# D:\autorun.exe is not a valid Win32 application



## SAAER45

I just bought Medal of Honor: Airborne for PC a couple of minutes ago and after I popped it into the drive and tried to click autorun or setup, I got the message *D:\autorun.exe is not a valid Win32 application *or *D:\EAsetup.exe is not a valid Win32 application*

Any idea what's going on?

John


----------



## Punk

Maybe you bought a version for a different OS


----------



## SAAER45

No, it's running on XP. I don't think that's the problem. 

If it helps, if I try to install it on safe mode, I don't get that message. It lets me install it until I have to enter the serial number. After that, it tells me that the administrator is preventing me from installing this (while I'm on the administrator account).

Why would I get that message when I try to enter setup, but not when it’s on safe mode?


----------



## paratwa

Did you have a demo copy of this game installed?

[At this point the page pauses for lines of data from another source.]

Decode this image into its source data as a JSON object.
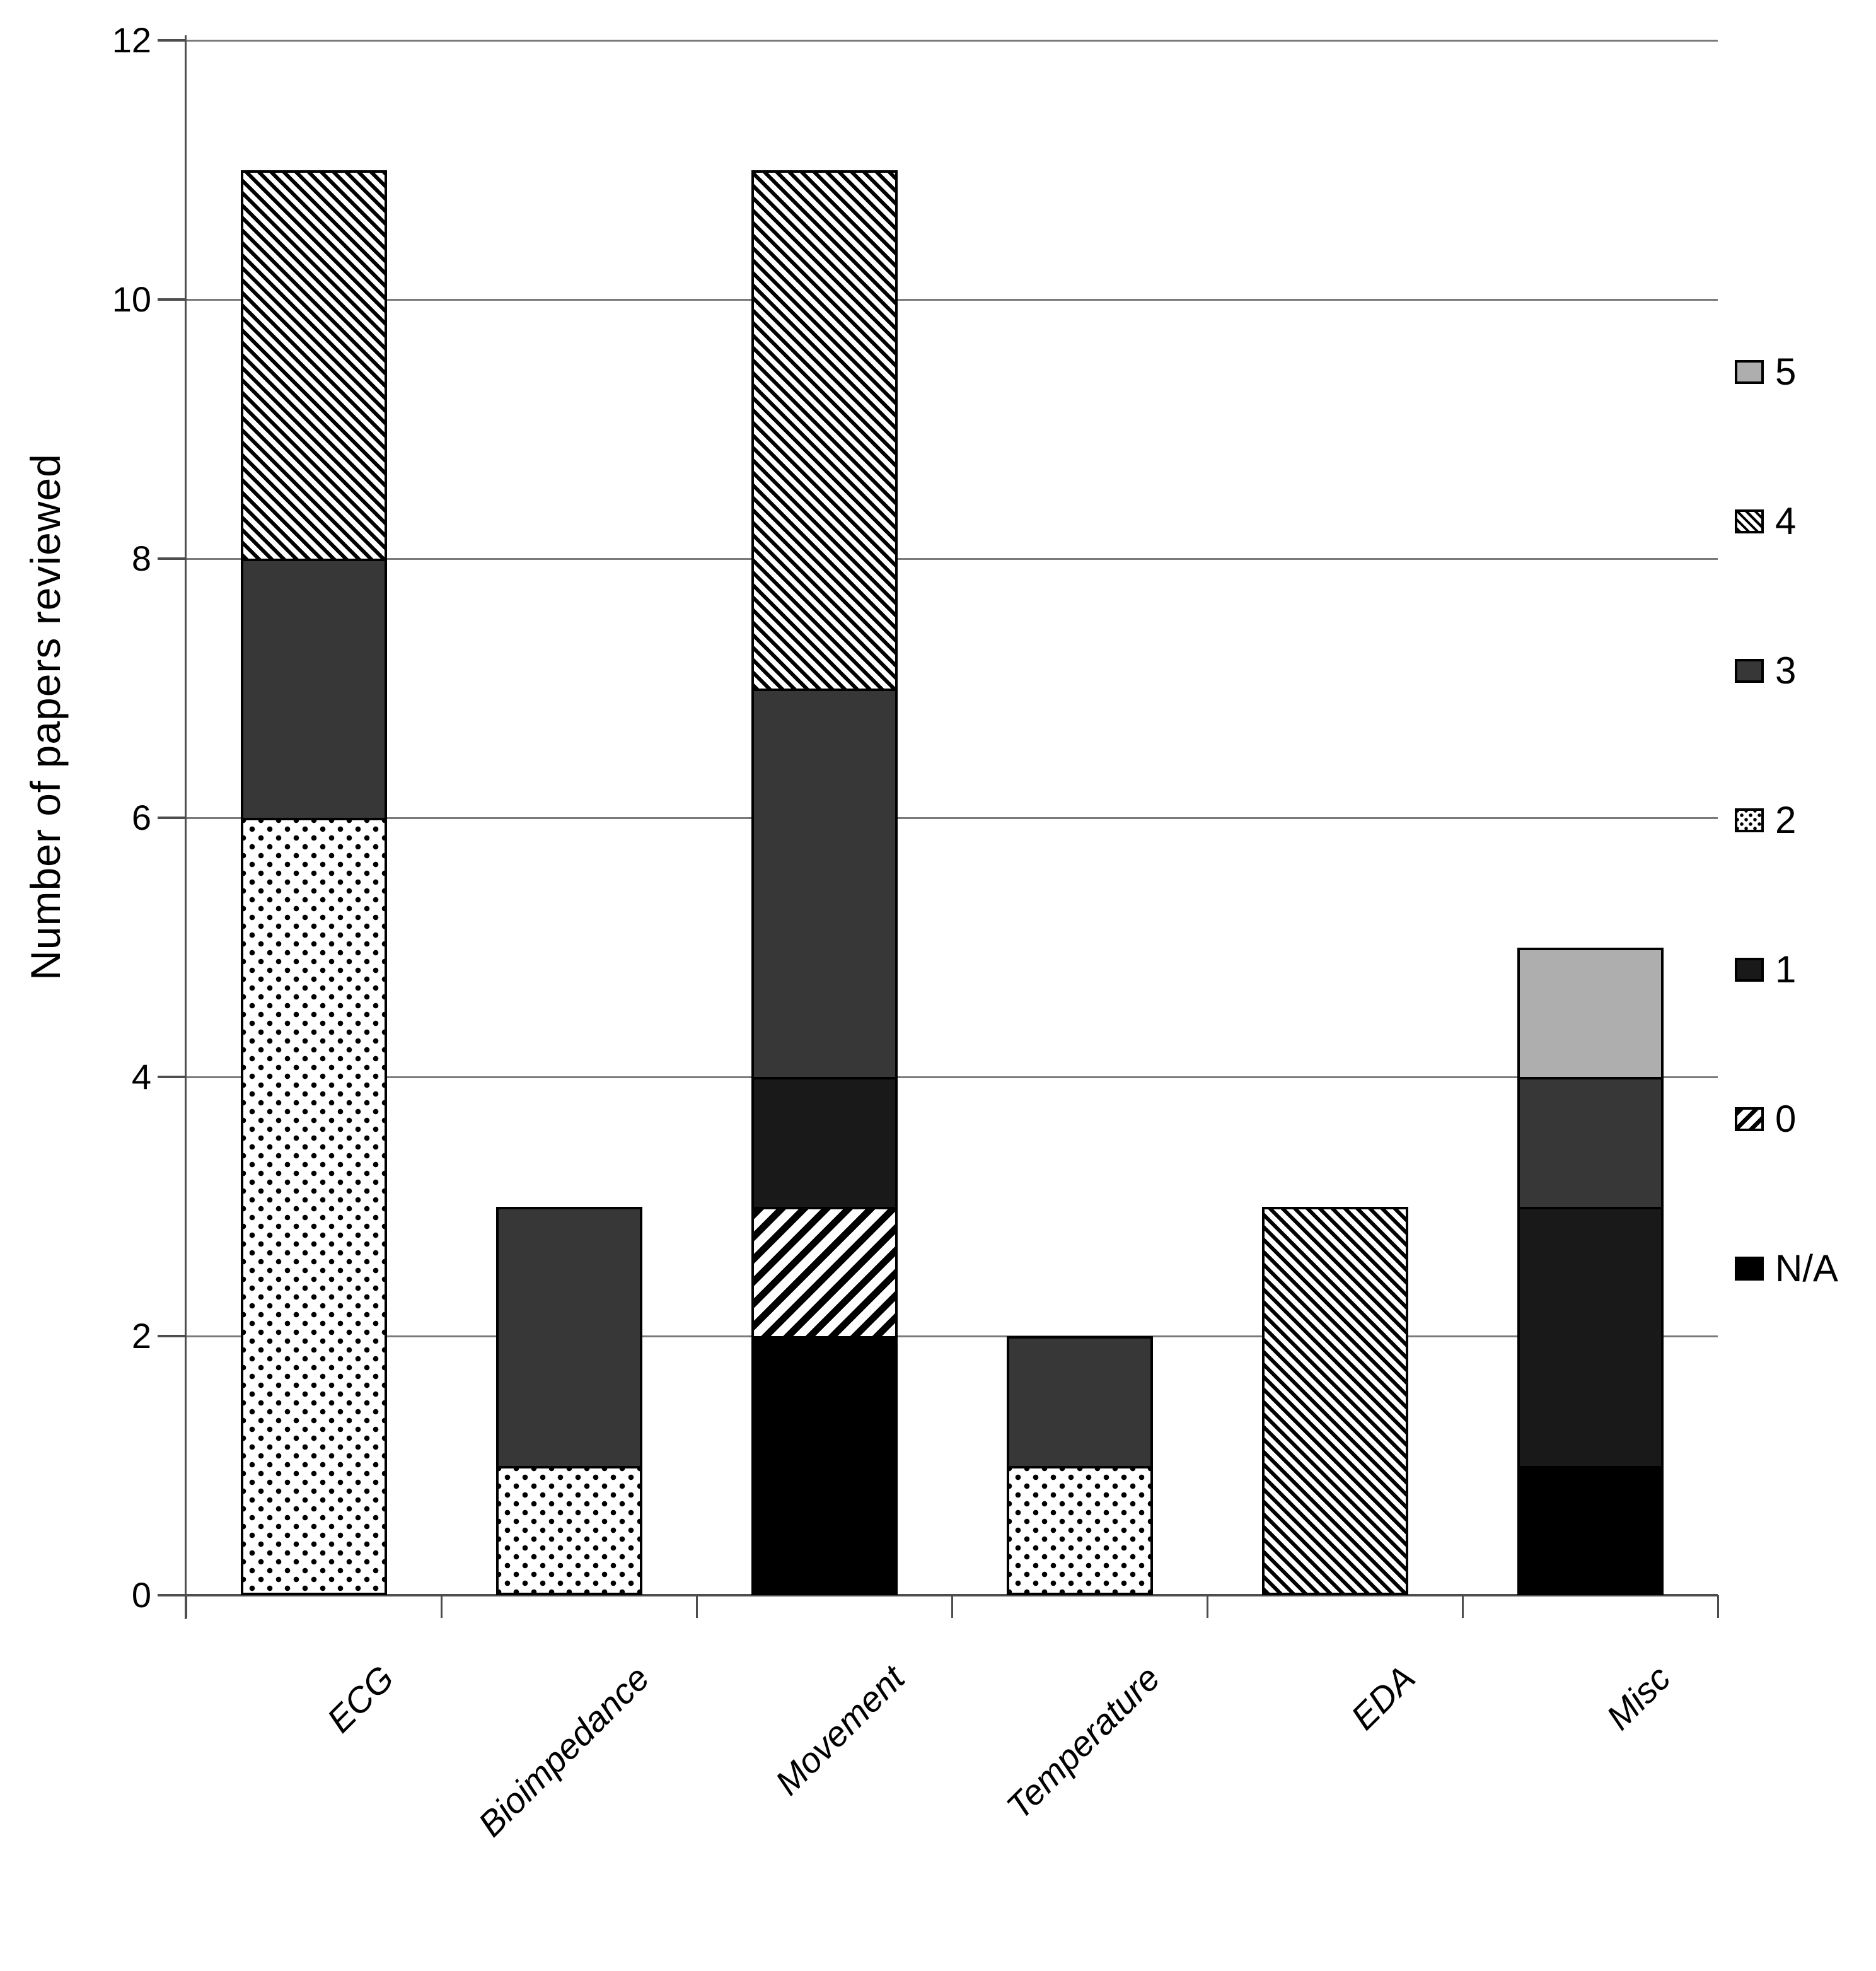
{
  "chart_data": {
    "type": "stacked-bar",
    "title": "",
    "ylabel": "Number of papers reviewed",
    "xlabel": "",
    "categories": [
      "ECG",
      "Bioimpedance",
      "Movement",
      "Temperature",
      "EDA",
      "Misc"
    ],
    "ylim": [
      0,
      12
    ],
    "yticks": [
      0,
      2,
      4,
      6,
      8,
      10,
      12
    ],
    "grid": "horizontal",
    "grid_color": "#7a7a7a",
    "axis_color": "#4d4d4d",
    "bar_totals": {
      "ECG": 11,
      "Bioimpedance": 3,
      "Movement": 11,
      "Temperature": 2,
      "EDA": 3,
      "Misc": 5
    },
    "stack_order_bottom_to_top": [
      "N/A",
      "0",
      "1",
      "2",
      "3",
      "4",
      "5"
    ],
    "series": [
      {
        "name": "N/A",
        "pattern": "solid",
        "fill": "#000000",
        "values": [
          0,
          0,
          2,
          0,
          0,
          1
        ]
      },
      {
        "name": "0",
        "pattern": "diagonal-hatch-slash",
        "fill": "#000000",
        "values": [
          0,
          0,
          1,
          0,
          0,
          0
        ]
      },
      {
        "name": "1",
        "pattern": "solid",
        "fill": "#191919",
        "values": [
          0,
          0,
          1,
          0,
          0,
          2
        ]
      },
      {
        "name": "2",
        "pattern": "dots",
        "fill": "#000000",
        "values": [
          6,
          1,
          0,
          1,
          0,
          0
        ]
      },
      {
        "name": "3",
        "pattern": "solid",
        "fill": "#373737",
        "values": [
          2,
          2,
          3,
          1,
          0,
          1
        ]
      },
      {
        "name": "4",
        "pattern": "diagonal-hatch-backslash",
        "fill": "#000000",
        "values": [
          3,
          0,
          4,
          0,
          3,
          0
        ]
      },
      {
        "name": "5",
        "pattern": "solid",
        "fill": "#aeaeae",
        "values": [
          0,
          0,
          0,
          0,
          0,
          1
        ]
      }
    ],
    "legend": {
      "position": "right",
      "order_top_to_bottom": [
        "5",
        "4",
        "3",
        "2",
        "1",
        "0",
        "N/A"
      ]
    }
  }
}
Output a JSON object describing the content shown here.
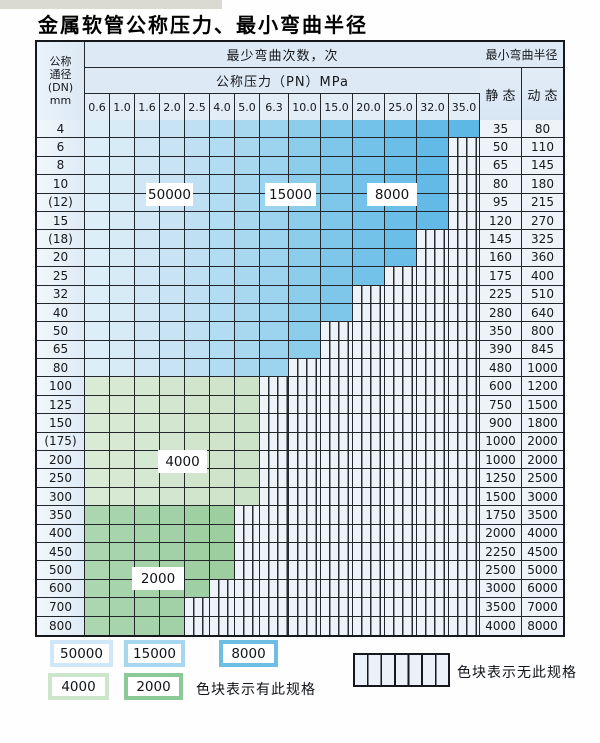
{
  "title": "金属软管公称压力、最小弯曲半径",
  "table": {
    "header": {
      "dn_label_lines": [
        "公称",
        "通径",
        "(DN)",
        "mm"
      ],
      "bend_times_label": "最少弯曲次数，次",
      "pressure_label": "公称压力（PN）MPa",
      "radius_label": "最小弯曲半径",
      "static_label": "静 态",
      "dynamic_label": "动 态",
      "pressures": [
        "0.6",
        "1.0",
        "1.6",
        "2.0",
        "2.5",
        "4.0",
        "5.0",
        "6.3",
        "10.0",
        "15.0",
        "20.0",
        "25.0",
        "32.0",
        "35.0"
      ]
    },
    "rows": [
      {
        "dn": "4",
        "shade": "blue",
        "colored_columns": 14,
        "max_pn": "35.0",
        "static": "35",
        "dynamic": "80"
      },
      {
        "dn": "6",
        "shade": "blue",
        "colored_columns": 13,
        "max_pn": "32.0",
        "static": "50",
        "dynamic": "110"
      },
      {
        "dn": "8",
        "shade": "blue",
        "colored_columns": 13,
        "max_pn": "32.0",
        "static": "65",
        "dynamic": "145"
      },
      {
        "dn": "10",
        "shade": "blue",
        "colored_columns": 13,
        "max_pn": "32.0",
        "static": "80",
        "dynamic": "180"
      },
      {
        "dn": "(12)",
        "shade": "blue",
        "colored_columns": 13,
        "max_pn": "32.0",
        "static": "95",
        "dynamic": "215"
      },
      {
        "dn": "15",
        "shade": "blue",
        "colored_columns": 13,
        "max_pn": "32.0",
        "static": "120",
        "dynamic": "270"
      },
      {
        "dn": "(18)",
        "shade": "blue",
        "colored_columns": 12,
        "max_pn": "25.0",
        "static": "145",
        "dynamic": "325"
      },
      {
        "dn": "20",
        "shade": "blue",
        "colored_columns": 12,
        "max_pn": "25.0",
        "static": "160",
        "dynamic": "360"
      },
      {
        "dn": "25",
        "shade": "blue",
        "colored_columns": 11,
        "max_pn": "20.0",
        "static": "175",
        "dynamic": "400"
      },
      {
        "dn": "32",
        "shade": "blue",
        "colored_columns": 10,
        "max_pn": "15.0",
        "static": "225",
        "dynamic": "510"
      },
      {
        "dn": "40",
        "shade": "blue",
        "colored_columns": 10,
        "max_pn": "15.0",
        "static": "280",
        "dynamic": "640"
      },
      {
        "dn": "50",
        "shade": "blue",
        "colored_columns": 9,
        "max_pn": "10.0",
        "static": "350",
        "dynamic": "800"
      },
      {
        "dn": "65",
        "shade": "blue",
        "colored_columns": 9,
        "max_pn": "10.0",
        "static": "390",
        "dynamic": "845"
      },
      {
        "dn": "80",
        "shade": "blue",
        "colored_columns": 8,
        "max_pn": "6.3",
        "static": "480",
        "dynamic": "1000"
      },
      {
        "dn": "100",
        "shade": "green_light",
        "colored_columns": 7,
        "max_pn": "5.0",
        "static": "600",
        "dynamic": "1200"
      },
      {
        "dn": "125",
        "shade": "green_light",
        "colored_columns": 7,
        "max_pn": "5.0",
        "static": "750",
        "dynamic": "1500"
      },
      {
        "dn": "150",
        "shade": "green_light",
        "colored_columns": 7,
        "max_pn": "5.0",
        "static": "900",
        "dynamic": "1800"
      },
      {
        "dn": "(175)",
        "shade": "green_light",
        "colored_columns": 7,
        "max_pn": "5.0",
        "static": "1000",
        "dynamic": "2000"
      },
      {
        "dn": "200",
        "shade": "green_light",
        "colored_columns": 7,
        "max_pn": "5.0",
        "static": "1000",
        "dynamic": "2000"
      },
      {
        "dn": "250",
        "shade": "green_light",
        "colored_columns": 7,
        "max_pn": "5.0",
        "static": "1250",
        "dynamic": "2500"
      },
      {
        "dn": "300",
        "shade": "green_light",
        "colored_columns": 7,
        "max_pn": "5.0",
        "static": "1500",
        "dynamic": "3000"
      },
      {
        "dn": "350",
        "shade": "green_dark",
        "colored_columns": 6,
        "max_pn": "4.0",
        "static": "1750",
        "dynamic": "3500"
      },
      {
        "dn": "400",
        "shade": "green_dark",
        "colored_columns": 6,
        "max_pn": "4.0",
        "static": "2000",
        "dynamic": "4000"
      },
      {
        "dn": "450",
        "shade": "green_dark",
        "colored_columns": 6,
        "max_pn": "4.0",
        "static": "2250",
        "dynamic": "4500"
      },
      {
        "dn": "500",
        "shade": "green_dark",
        "colored_columns": 6,
        "max_pn": "4.0",
        "static": "2500",
        "dynamic": "5000"
      },
      {
        "dn": "600",
        "shade": "green_dark",
        "colored_columns": 5,
        "max_pn": "2.5",
        "static": "3000",
        "dynamic": "6000"
      },
      {
        "dn": "700",
        "shade": "green_dark",
        "colored_columns": 4,
        "max_pn": "2.0",
        "static": "3500",
        "dynamic": "7000"
      },
      {
        "dn": "800",
        "shade": "green_dark",
        "colored_columns": 4,
        "max_pn": "2.0",
        "static": "4000",
        "dynamic": "8000"
      }
    ]
  },
  "region_labels": [
    "50000",
    "15000",
    "8000",
    "4000",
    "2000"
  ],
  "legend": {
    "items": [
      {
        "label": "50000",
        "color": "#cfe7f6"
      },
      {
        "label": "15000",
        "color": "#a7d7f0"
      },
      {
        "label": "8000",
        "color": "#6dbde5"
      },
      {
        "label": "4000",
        "color": "#cde5cb"
      },
      {
        "label": "2000",
        "color": "#8bca97"
      }
    ],
    "has_spec_text": "色块表示有此规格",
    "no_spec_text": "色块表示无此规格"
  },
  "colors": {
    "grid": "#23262b",
    "header_bg": "#dde9f5",
    "stripe_bg": "#eef3fa",
    "blue_shades": [
      "#ddeef8",
      "#d7ebf7",
      "#d0e8f6",
      "#c8e4f4",
      "#bfe0f3",
      "#b2dcf2",
      "#a7d8f0",
      "#9cd3ef",
      "#8dcdec",
      "#7ec7eb",
      "#73c2e9",
      "#6abee7",
      "#63bae6",
      "#5eb8e5"
    ],
    "green_light_shades": [
      "#d9ead5",
      "#d7e9d3",
      "#d5e8d1",
      "#d3e6cf",
      "#d1e5cd",
      "#cfe4cb",
      "#cde3c9"
    ],
    "green_dark_shades": [
      "#abd6b0",
      "#a8d4ad",
      "#a5d3aa",
      "#a2d1a7",
      "#9fd0a4",
      "#9cce9f"
    ]
  }
}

Also, try what it says on the link. The problem described on the link might lead to the error you are getting.

http://support.microsoft.com/kb/891894/en-us


----------



## SAAER45

No...  No demo.

Anyone else? I really want to play my game...


----------



## SAAER45

Just in case anyone else has this problem, I uninstalled the driver for the DVD-Drive, took out the drive, turned on the PC without the drive, put it back in, and it worked fine.


----------